Take a visual journey through Voltaire's Candide



Chapter XXX:
The Conclusion

Illustration by Rockwell Kent from: Voltaire. Candide. New York: Random House, 1928. NYPL, Rare Book Division. By Permission of the Plattsburgh State Art Museum, The Rockwell Kent Gallery & Collection.

Martin especially concluded that man was born to live either in a state of distracting restlessness or of lethargic disgust. Candide did not quite agree to that, but he affirmed nothing. Pangloss owned that he had always suffered horribly, but as he had once asserted that everything went wonderfully well, he asserted it still, though he no longer believed it.
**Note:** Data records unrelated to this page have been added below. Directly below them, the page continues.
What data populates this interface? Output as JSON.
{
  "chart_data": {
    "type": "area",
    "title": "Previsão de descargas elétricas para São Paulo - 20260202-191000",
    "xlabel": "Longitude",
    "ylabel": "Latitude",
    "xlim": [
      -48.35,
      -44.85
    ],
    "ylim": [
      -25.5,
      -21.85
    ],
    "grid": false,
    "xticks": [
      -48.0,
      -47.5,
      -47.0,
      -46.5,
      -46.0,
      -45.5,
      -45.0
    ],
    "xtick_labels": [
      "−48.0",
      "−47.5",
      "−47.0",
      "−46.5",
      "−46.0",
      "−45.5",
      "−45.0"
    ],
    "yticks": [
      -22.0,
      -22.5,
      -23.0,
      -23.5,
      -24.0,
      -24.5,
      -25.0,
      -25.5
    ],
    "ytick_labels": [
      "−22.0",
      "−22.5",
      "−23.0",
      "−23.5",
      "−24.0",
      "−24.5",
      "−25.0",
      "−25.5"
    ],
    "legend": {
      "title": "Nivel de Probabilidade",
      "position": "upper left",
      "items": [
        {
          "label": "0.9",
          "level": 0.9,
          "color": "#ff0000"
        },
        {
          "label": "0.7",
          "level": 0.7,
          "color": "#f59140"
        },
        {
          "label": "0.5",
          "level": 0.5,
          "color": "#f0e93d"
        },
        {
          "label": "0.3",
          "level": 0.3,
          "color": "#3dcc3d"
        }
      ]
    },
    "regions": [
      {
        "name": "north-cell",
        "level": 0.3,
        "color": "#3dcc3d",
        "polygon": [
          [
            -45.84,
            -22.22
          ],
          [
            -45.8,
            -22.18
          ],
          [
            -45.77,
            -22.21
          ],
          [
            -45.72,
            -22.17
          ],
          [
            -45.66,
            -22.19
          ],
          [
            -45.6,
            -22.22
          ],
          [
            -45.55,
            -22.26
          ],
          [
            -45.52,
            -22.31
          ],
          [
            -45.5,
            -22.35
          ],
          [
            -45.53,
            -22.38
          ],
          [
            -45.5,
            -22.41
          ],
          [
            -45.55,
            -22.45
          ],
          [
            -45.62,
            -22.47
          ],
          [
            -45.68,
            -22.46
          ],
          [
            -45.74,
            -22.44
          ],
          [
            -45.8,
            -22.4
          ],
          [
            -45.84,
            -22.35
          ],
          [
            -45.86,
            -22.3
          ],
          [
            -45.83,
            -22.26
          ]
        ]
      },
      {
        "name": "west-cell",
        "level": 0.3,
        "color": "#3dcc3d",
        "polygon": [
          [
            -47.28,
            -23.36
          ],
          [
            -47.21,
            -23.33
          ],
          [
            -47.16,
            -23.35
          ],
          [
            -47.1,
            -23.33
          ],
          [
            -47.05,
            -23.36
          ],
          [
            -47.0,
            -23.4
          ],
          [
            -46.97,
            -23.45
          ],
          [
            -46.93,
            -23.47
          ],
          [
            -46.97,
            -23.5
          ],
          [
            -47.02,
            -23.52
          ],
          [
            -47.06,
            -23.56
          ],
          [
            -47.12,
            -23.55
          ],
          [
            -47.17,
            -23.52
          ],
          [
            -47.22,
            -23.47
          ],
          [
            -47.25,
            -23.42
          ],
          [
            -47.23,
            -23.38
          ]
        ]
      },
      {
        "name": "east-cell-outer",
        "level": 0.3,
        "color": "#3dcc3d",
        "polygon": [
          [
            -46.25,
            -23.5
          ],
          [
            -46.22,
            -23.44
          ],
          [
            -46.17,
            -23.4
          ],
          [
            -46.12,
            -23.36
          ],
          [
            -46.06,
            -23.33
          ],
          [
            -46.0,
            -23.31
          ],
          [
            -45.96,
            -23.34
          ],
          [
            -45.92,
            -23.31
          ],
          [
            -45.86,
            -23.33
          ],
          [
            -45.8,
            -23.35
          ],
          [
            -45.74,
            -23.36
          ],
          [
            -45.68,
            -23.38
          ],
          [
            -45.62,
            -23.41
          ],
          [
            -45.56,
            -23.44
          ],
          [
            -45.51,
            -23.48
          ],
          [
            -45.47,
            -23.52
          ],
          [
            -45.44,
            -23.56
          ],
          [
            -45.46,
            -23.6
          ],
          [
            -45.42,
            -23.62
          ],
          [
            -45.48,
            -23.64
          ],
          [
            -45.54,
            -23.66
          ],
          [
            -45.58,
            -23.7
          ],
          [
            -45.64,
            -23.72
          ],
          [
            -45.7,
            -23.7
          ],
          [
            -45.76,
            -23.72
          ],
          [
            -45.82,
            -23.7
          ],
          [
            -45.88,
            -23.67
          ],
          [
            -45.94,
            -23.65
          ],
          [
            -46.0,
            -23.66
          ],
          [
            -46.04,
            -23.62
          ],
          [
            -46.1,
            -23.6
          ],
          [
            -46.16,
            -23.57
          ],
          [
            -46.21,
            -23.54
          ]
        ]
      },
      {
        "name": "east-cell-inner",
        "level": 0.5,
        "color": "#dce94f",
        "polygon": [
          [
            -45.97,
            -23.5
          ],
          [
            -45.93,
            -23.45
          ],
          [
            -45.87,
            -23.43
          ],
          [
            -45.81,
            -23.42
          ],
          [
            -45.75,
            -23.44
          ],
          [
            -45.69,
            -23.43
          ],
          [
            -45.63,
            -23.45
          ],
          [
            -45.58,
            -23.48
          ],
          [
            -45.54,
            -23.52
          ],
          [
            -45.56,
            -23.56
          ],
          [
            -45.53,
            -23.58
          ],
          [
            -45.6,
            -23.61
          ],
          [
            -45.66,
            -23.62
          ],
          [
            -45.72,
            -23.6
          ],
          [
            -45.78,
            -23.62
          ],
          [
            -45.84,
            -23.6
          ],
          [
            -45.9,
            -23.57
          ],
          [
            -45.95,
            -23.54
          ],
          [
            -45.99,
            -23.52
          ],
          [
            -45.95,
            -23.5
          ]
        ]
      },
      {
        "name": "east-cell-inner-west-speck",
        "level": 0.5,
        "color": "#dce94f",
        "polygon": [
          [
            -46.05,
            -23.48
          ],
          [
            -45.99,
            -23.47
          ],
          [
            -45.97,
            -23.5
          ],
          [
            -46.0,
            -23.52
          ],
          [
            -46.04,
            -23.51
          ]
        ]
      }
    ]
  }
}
What helped to confirm Martin in his detestable principles, to stagger Candide more than ever, and to puzzle Pangloss, was that one day they saw Paquette and Friar Giroflée land at the farm in extreme misery. They had soon squandered their three thousand piastres, parted, were reconciled, quarreled again, were thrown into jail, had escaped, and Friar Giroflée had at length become Turk. Paquette continued her trade wherever she went, but earned nothing from it.

"I foresaw," said Martin to Candide, "that your presents would soon be dissipated, and only make them the more miserable. You have rolled in millions of money, you and Cacambo; and yet you are not happier than Friar Giroflée and Paquette."